Insecure Storage of Access Keys
When using the AWS Command Line Interface (AWS CLI) a text file is created on your local system (i.e. your laptop) containing both your Access Key and Access Secret Key in plain text. With these two things an attacker could access your AWS Account as you. 

To see if you have this file on your system go to  the /.aws directory and you should see a file named “credentials”. View that file and you will see something like this:

[<PROFILE 1>]
aws_access_key_id = <Key in the clear>
aws_secret_access_key = <Secret in the clear>

Now that we’ve identified some common mistakes, let’s look at solutions…

Use Service Control Policies
At the Account Level, Service Controls Policies (SCPs) are an effective way to establish and maintain access control baselines across your entire AWS organization. Another way to think about this is that SCPs set the guardrails for what actions your accounts can and can’t do. For example, a well-crafted SCP can tremendously help to control egregious IAM rights.  

Example SCPs
The following are some example SCPs that you can use to mitigate some of the risks mentioned in the blog post.

Prevent Root User from taking actions in an Account
This SCP prevents the Root User in an AWS Account from taking any action, either via the AWS CLI or through the AWS Console. 

{
    "Version": "2012-10-17",
    "Statement": [
        {
            "Action": "*",
            "Resource": "*",
            "Effect": "Deny",
            "Condition": {
                "StringLike": {
                    "aws:PrincipalArn": [
                        "arn:aws:iam::*:root"
                    ]
                }
            }
        }
    ]
}

Prevent IAM Access Key Creation
This SCP restricts IAM principals from creating Access Keys in an AWS account with an exception for a specified Administrator IAM role.

{
    "Version": "2012-10-17",
    "Statement": [
        {
            "Action": [
                "iam:CreateAccessKey"
            ],
            "Resource": [
                "*"
            ],
            "Effect": "Deny",
            "Condition": {
                "StringNotEquals": {
                    "aws:PrincipalARN": "arn:aws:iam::*:role/"
                }
            }
        }
    ]
}

Secure Token Service “*”
In previous blogs we’ve talked about the best practice of using AWS Secure Token Service (STS) to grant temporary permissions for a short period in time instead of using long-lived, and often forgotten Access Keys. When using the wildcard “*”, the time frame and the high-level access assigned is a huge issue. This is one that you and your organization should be fully aware of and never use. This permission can give an account unlimited access within a resource or for a resource in an account, which could lead to further issues such as elevating rights. Lack of visibility to this assigned permission is also common and problematic.

Secure Storage of Access Keys
Earlier in this post we talked about how when using the AWS CLI a text file is saved to your system with your Access Key ID and Secret Access in plain text. If you need to use Access Keys and the AWS CLI,  the best practice here is to protect your account and its resources by using a multi-factor authentication (MFA) device. For more information on this, please visit AWS’ Knowledge Center.

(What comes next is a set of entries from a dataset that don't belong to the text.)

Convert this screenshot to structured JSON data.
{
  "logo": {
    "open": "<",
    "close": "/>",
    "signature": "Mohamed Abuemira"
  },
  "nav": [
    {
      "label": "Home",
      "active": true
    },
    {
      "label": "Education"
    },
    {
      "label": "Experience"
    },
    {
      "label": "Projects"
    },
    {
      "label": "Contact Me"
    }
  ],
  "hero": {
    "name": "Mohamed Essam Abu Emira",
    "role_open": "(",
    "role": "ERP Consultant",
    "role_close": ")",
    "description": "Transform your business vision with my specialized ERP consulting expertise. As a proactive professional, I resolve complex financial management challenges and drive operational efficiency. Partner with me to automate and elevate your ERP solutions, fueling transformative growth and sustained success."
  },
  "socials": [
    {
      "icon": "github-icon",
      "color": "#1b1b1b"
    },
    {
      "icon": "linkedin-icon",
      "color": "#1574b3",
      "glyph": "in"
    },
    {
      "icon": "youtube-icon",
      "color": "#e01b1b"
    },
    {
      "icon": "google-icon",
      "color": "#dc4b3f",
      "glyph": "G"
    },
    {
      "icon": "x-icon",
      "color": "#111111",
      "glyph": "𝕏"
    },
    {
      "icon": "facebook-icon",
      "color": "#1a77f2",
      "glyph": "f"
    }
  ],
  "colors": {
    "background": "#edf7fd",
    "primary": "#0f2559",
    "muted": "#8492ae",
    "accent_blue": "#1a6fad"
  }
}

As you can see, when working with AWS accounts, and their associated access keys, there are several things that you need to keep in mind. Clear visibility into those aspects of your IAM design, along with constant auditing, is key to not leaving an opportunity for a bad actor to walk in and start taking or manipulating information in your public cloud. The list that I outlined above may seem trivial to some, but it is a great starting point to keep your organization safer.